Nul doute que la chute vertigineuse des Bourses fait mal aux investisseurs, surtout à ceux qui ont des besoins de fonds à court ou à moyen terme. Ou à ceux qui, par inexpérience, ont pris davantage de risques que ne le permettait leur situation.

Mais pour des gens d’expérience comme le gestionnaire de portefeuille Jean-Luc Landry, les risques de crise financière sont faibles. « Bien des titres ont reculé, comme les banques, qui offrent des rendements de dividendes de 7 %. C’est une période d’achat extrêmement intéressante », croit-il.

Au cours des prochains mois, l’économie mondiale ralentira fortement et plusieurs pays tomberont en récession. Des entreprises feront des mises à pied et le taux de chômage augmentera, ce qui aura des effets sur le budget des ménages et la croissance économique.

L’économiste d’expérience François Dupuis, du Mouvement Desjardins, a maintenant un scénario de récession mondiale. Il utilise les mots « chambardement important » et « situation très grave ».

Il juge très difficile de prévoir les prochains mois, sa boule de cristal étant embrouillée par l’incertitude quant à la durée de la pandémie et ses effets tangibles sur l’économie. Au vu du cas chinois, cependant, il estime qu’elle pourrait durer deux mois et demi dans les régions récemment touchées, comme le Canada. Et qu’une reprise économique peut être envisagée par la suite.

En clair, le trimestre du printemps sera négatif, mais un rebond est attendu pour l’été, sinon l’automne, croit l’économiste en chef de Desjardins.

Le revirement dépend de la réaction des autorités. Or, nos gouvernements ont rapidement agi pour étouffer la propagation du virus. Ils proposent ou envisagent aussi diverses mesures pour aider les entreprises et les particuliers, auxquelles s’ajoutent les injections de fonds des banques centrales dans l’économie.

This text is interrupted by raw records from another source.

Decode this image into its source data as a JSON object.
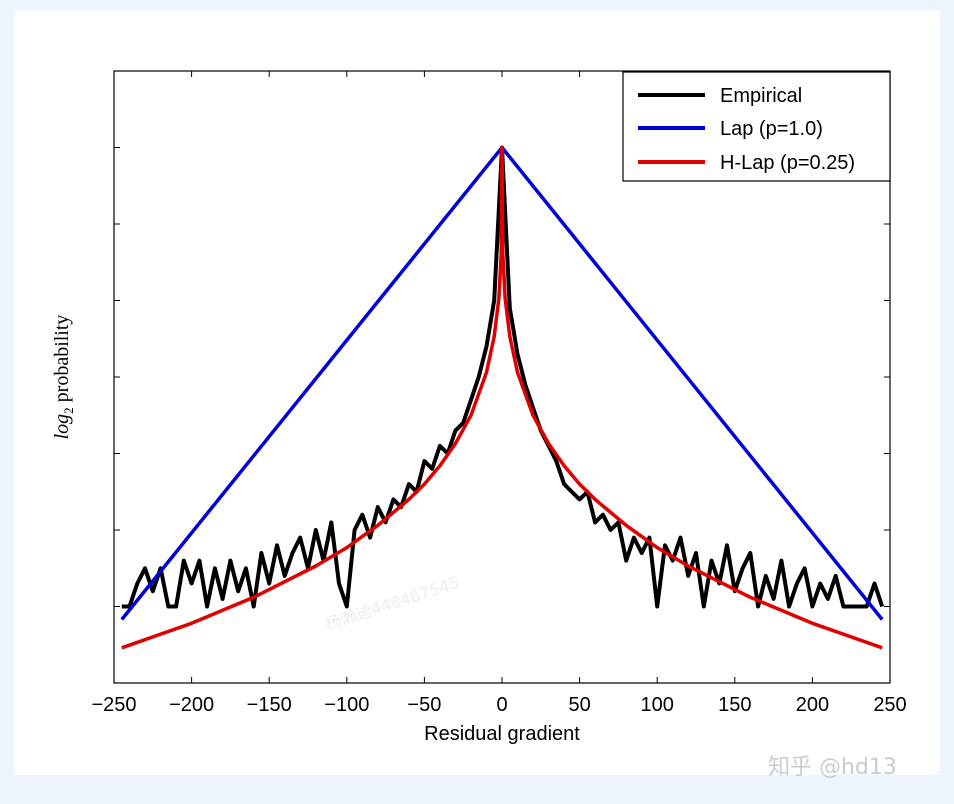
{
  "chart_data": {
    "type": "line",
    "xlabel": "Residual gradient",
    "ylabel": "log2 probability",
    "ylabel_parts": {
      "base": "log",
      "sub": "2",
      "rest": " probability"
    },
    "xlim": [
      -250,
      250
    ],
    "ylim": [
      -1,
      7
    ],
    "xticks": [
      -250,
      -200,
      -150,
      -100,
      -50,
      0,
      50,
      100,
      150,
      200,
      250
    ],
    "xtick_labels": [
      "−250",
      "−200",
      "−150",
      "−100",
      "−50",
      "0",
      "50",
      "100",
      "150",
      "200",
      "250"
    ],
    "yticks": [
      0,
      1,
      2,
      3,
      4,
      5,
      6
    ],
    "ytick_labels_shown": false,
    "grid": false,
    "legend_placement": "top-right",
    "series": [
      {
        "name": "Empirical",
        "color": "#000000",
        "x": [
          -245,
          -240,
          -235,
          -230,
          -225,
          -220,
          -215,
          -210,
          -205,
          -200,
          -195,
          -190,
          -185,
          -180,
          -175,
          -170,
          -165,
          -160,
          -155,
          -150,
          -145,
          -140,
          -135,
          -130,
          -125,
          -120,
          -115,
          -110,
          -105,
          -100,
          -95,
          -90,
          -85,
          -80,
          -75,
          -70,
          -65,
          -60,
          -55,
          -50,
          -45,
          -40,
          -35,
          -30,
          -25,
          -20,
          -15,
          -10,
          -5,
          0,
          5,
          10,
          15,
          20,
          25,
          30,
          35,
          40,
          45,
          50,
          55,
          60,
          65,
          70,
          75,
          80,
          85,
          90,
          95,
          100,
          105,
          110,
          115,
          120,
          125,
          130,
          135,
          140,
          145,
          150,
          155,
          160,
          165,
          170,
          175,
          180,
          185,
          190,
          195,
          200,
          205,
          210,
          215,
          220,
          225,
          230,
          235,
          240,
          245
        ],
        "y": [
          0,
          0,
          0.3,
          0.5,
          0.2,
          0.5,
          0,
          0,
          0.6,
          0.3,
          0.6,
          0,
          0.5,
          0.1,
          0.6,
          0.2,
          0.5,
          0,
          0.7,
          0.3,
          0.8,
          0.4,
          0.7,
          0.9,
          0.5,
          1.0,
          0.6,
          1.1,
          0.3,
          0,
          1.0,
          1.2,
          0.9,
          1.3,
          1.1,
          1.4,
          1.3,
          1.6,
          1.5,
          1.9,
          1.8,
          2.1,
          2.0,
          2.3,
          2.4,
          2.7,
          3.0,
          3.4,
          4.0,
          6.0,
          3.9,
          3.3,
          2.9,
          2.6,
          2.3,
          2.1,
          1.9,
          1.6,
          1.5,
          1.4,
          1.5,
          1.1,
          1.2,
          1.0,
          1.1,
          0.6,
          0.9,
          0.7,
          0.9,
          0,
          0.8,
          0.6,
          0.9,
          0.4,
          0.7,
          0,
          0.6,
          0.3,
          0.8,
          0.2,
          0.5,
          0.7,
          0,
          0.4,
          0.1,
          0.6,
          0,
          0.3,
          0.5,
          0,
          0.3,
          0.1,
          0.4,
          0,
          0,
          0,
          0,
          0.3,
          0
        ]
      },
      {
        "name": "Lap (p=1.0)",
        "color": "#0000d8",
        "x": [
          -245,
          0,
          245
        ],
        "y": [
          -0.17,
          6,
          -0.17
        ]
      },
      {
        "name": "H-Lap (p=0.25)",
        "color": "#e00000",
        "x": [
          -245,
          -200,
          -160,
          -120,
          -100,
          -80,
          -60,
          -50,
          -40,
          -30,
          -20,
          -10,
          -5,
          -2,
          -0.5,
          0,
          0.5,
          2,
          5,
          10,
          20,
          30,
          40,
          50,
          60,
          80,
          100,
          120,
          160,
          200,
          245
        ],
        "y": [
          -0.54,
          -0.22,
          0.12,
          0.53,
          0.77,
          1.06,
          1.4,
          1.6,
          1.84,
          2.13,
          2.5,
          3.06,
          3.53,
          4.03,
          4.61,
          6,
          4.61,
          4.03,
          3.53,
          3.06,
          2.5,
          2.13,
          1.84,
          1.6,
          1.4,
          1.06,
          0.77,
          0.53,
          0.12,
          -0.22,
          -0.54
        ]
      }
    ]
  },
  "watermarks": {
    "site": "知乎 @hd13",
    "faint": "杨瀚迪448467545"
  }
}
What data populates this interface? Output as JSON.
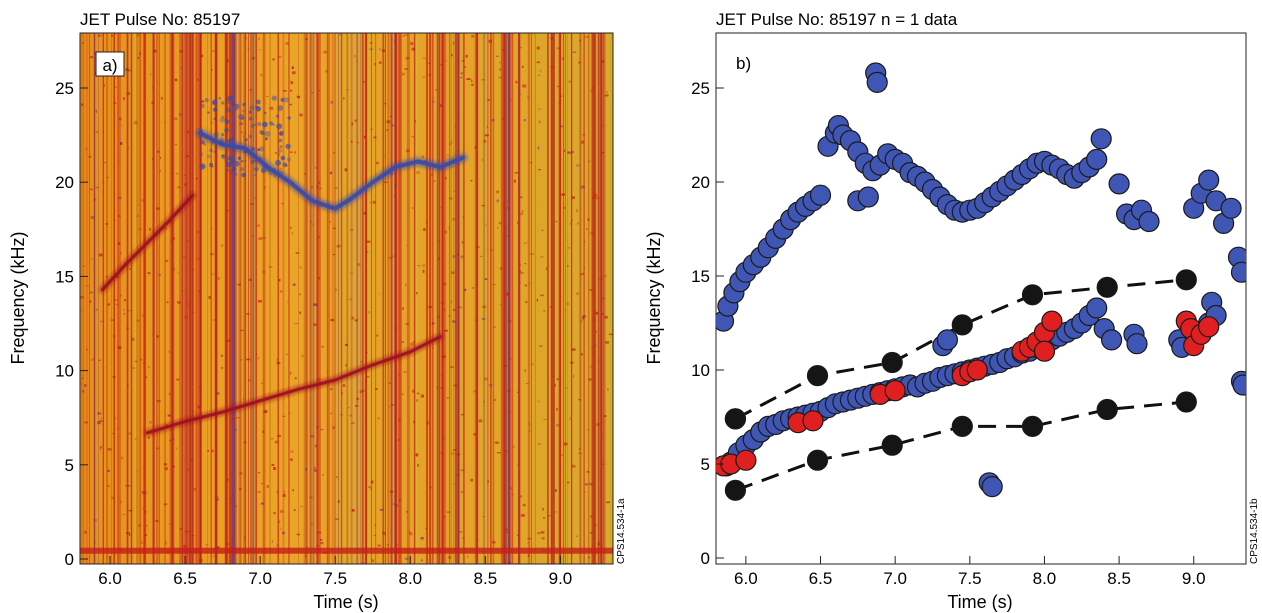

Vendredi, d’ailleurs, la Banque du Canada a annoncé une autre baisse du taux directeur (à 0,75 %) et le ministre des Finances du Canada, Bill Morneau, une aide de 10 milliards aux entreprises, dans une très rare conférence de presse commune.

À cela s’ajoute le train de mesures existantes, au premier chef l’assurance-emploi, qui devrait permettre aux éclopés de traverser une crise de quelques mois.

Jean-Luc Landry, qui est aussi économiste, croit qu’on assistera à une contraction en V de l’économie, soit une chute brusque, suivie d’une reprise très forte par la suite. D’autant plus que dans le contexte, les Trump et autres protectionnistes de ce monde risquent de mettre de côté les conflits internationaux sur le commerce.

Vers un déficit de 90 milliards ?

La crise ne sera pas sans conséquence pour les particuliers, comme pour les entreprises et les gouvernements. Le gouvernement fédéral pourrait voir son déficit exploser. Durant la précédente crise, le solde budgétaire fédéral était passé d’un surplus d’une dizaine de milliards de dollars en 2007-2008 à un déficit de 56 milliards en 2009-2010, soit un écart de 66 milliards en deux ans.

Il est bien difficile de comparer la crise de 2020 à celle de 2008, mais si ses impacts se ressemblaient, l’actuel déficit du fédéral passerait de quelque 23 milliards à près de 90 milliards dans deux ans ! On comprend mieux pourquoi de très nombreux observateurs critiquaient le gouvernement Trudeau d’imiter la cigale.

Le Québec, de son côté, a les reins très solides pour affronter la crise, ayant engrangé de gros surplus durant les dernières années et dégonflé sa dette. Au pire, Québec pourrait suspendre la loi et cesser totalement de verser des fonds au Fonds des générations pendant trois ans, ce qui lui donnerait un coussin annuel d’environ 3 milliards.

Oui, il y aura des mois très difficiles et des impacts subséquents, mais non, l’économie ne s’effondrera pas.